Dedicated solutions such as those offered by Bitsight can discover all of these assets automatically and identify where they are located for quick remediation—with dashboards broken down by cloud provider, geography, and business unit—as well as the corresponding cyber risk associated with individual assets. Based on this data, teams can gauge which assets represent the greatest proportion of risk and leverage additional context to make informed decisions and prioritize remediation efforts.

For example, managers can discover if multiple cloud instances are at play, perhaps as the result of an acquisition, such as an instance of Google Cloud in a business unit —a surprising find for IT managers who thought their cloud footprint was limited to AWS.

Beyond third parties, what are some of the biggest vulnerabilities within the supply chain?

As companies increasingly rely on digital assets and cloud infrastructure to conduct business, their attack surface grows exponentially, leaving them vulnerable to a wide range of cyber threats or attacks, such as those suffered by Kaseya and SolarWinds. These types of supply chain compromises allow adversaries to move laterally within the network once they’ve breached an organization, which can involve installing additional backdoors or other means of persistent access.

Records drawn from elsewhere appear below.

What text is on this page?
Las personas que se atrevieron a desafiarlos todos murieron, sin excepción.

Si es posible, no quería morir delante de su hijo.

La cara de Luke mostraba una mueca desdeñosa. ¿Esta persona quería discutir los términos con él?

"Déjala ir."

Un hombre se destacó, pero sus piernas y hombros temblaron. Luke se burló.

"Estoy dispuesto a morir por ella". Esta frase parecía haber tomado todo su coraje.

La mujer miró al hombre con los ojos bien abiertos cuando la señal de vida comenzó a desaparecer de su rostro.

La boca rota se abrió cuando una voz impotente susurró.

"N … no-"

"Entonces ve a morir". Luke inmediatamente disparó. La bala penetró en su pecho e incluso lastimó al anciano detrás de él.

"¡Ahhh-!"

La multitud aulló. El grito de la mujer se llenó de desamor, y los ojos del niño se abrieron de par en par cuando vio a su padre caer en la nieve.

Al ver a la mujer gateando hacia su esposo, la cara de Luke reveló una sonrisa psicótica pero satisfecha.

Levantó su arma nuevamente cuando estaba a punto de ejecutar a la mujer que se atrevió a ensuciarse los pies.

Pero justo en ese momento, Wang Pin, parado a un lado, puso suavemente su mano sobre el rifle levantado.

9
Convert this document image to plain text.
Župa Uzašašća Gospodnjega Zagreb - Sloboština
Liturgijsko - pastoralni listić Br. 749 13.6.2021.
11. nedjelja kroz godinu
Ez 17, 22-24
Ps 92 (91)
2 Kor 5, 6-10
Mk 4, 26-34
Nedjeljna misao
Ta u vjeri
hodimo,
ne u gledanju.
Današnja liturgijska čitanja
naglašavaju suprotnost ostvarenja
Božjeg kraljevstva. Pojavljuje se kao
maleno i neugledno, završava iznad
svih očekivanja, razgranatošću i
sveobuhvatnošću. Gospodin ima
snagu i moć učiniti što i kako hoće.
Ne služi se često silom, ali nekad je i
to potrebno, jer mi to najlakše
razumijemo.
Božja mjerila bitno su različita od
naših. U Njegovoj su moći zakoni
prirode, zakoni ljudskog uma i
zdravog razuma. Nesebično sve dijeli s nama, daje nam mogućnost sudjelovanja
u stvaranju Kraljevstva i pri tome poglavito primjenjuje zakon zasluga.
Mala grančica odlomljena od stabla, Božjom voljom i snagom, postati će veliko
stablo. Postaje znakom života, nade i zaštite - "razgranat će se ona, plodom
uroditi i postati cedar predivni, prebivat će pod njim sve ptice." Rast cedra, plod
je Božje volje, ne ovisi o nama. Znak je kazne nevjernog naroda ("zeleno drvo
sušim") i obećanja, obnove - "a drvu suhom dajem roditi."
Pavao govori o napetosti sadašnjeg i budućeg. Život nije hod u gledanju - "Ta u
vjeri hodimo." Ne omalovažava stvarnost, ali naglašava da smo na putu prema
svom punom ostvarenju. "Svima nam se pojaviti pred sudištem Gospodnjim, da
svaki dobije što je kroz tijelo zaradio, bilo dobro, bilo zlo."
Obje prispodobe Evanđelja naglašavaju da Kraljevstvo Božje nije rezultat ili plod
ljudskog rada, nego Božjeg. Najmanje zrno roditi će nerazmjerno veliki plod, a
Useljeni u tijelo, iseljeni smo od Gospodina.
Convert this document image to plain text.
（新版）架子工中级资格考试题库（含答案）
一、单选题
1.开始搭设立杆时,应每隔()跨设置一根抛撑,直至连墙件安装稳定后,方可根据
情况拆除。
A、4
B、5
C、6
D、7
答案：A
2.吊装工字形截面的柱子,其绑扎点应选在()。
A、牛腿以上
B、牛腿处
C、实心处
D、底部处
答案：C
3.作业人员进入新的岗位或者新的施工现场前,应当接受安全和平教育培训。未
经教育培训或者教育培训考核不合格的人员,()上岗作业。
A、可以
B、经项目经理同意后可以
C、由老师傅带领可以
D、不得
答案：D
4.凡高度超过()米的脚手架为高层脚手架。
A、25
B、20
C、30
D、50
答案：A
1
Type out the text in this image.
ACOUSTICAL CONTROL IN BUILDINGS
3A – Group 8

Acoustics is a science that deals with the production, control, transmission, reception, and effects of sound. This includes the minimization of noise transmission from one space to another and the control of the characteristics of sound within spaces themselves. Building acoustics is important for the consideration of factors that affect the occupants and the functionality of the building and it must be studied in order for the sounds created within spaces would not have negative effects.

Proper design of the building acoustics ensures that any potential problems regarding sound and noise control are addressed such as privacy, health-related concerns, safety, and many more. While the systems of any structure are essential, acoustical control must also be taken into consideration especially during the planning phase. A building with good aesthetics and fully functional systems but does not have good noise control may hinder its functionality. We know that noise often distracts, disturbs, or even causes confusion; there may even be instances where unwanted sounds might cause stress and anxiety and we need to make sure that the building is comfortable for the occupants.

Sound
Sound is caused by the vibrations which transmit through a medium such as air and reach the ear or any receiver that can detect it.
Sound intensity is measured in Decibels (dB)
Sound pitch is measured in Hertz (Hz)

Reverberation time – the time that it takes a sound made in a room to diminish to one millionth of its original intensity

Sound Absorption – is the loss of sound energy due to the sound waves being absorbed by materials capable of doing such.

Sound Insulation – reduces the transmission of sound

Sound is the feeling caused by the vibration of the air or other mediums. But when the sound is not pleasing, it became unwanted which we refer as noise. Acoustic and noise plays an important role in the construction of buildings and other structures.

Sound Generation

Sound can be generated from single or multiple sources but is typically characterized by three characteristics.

In response, attack surface and exposure management are emerging as critical capabilities for organizations to protect their digital assets and reduce the risk of data breaches and cyber attacks.

Risks can also reside in hardware and software components across the supply chain. As the market demands quicker software release cycles, many code components are not thoroughly scanned for vulnerabilities, creating more opportunities for malicious actors to compromise the supply chain. This can involve injecting malware or backdoors into software updates or compromising the integrity of hardware devices during manufacturing or distribution.

Similarly, physical threats or even geopolitical, legal, economic, and social factors can compromise the supply chain’s resilience. Think new regulations, a war, or a pandemic. To address these vulnerabilities, organizations need a comprehensive approach to managing supply chain risks. This entails conducting thorough risk assessments, continuously monitoring the supply chain, and implementing proactive strategies to mitigate risks.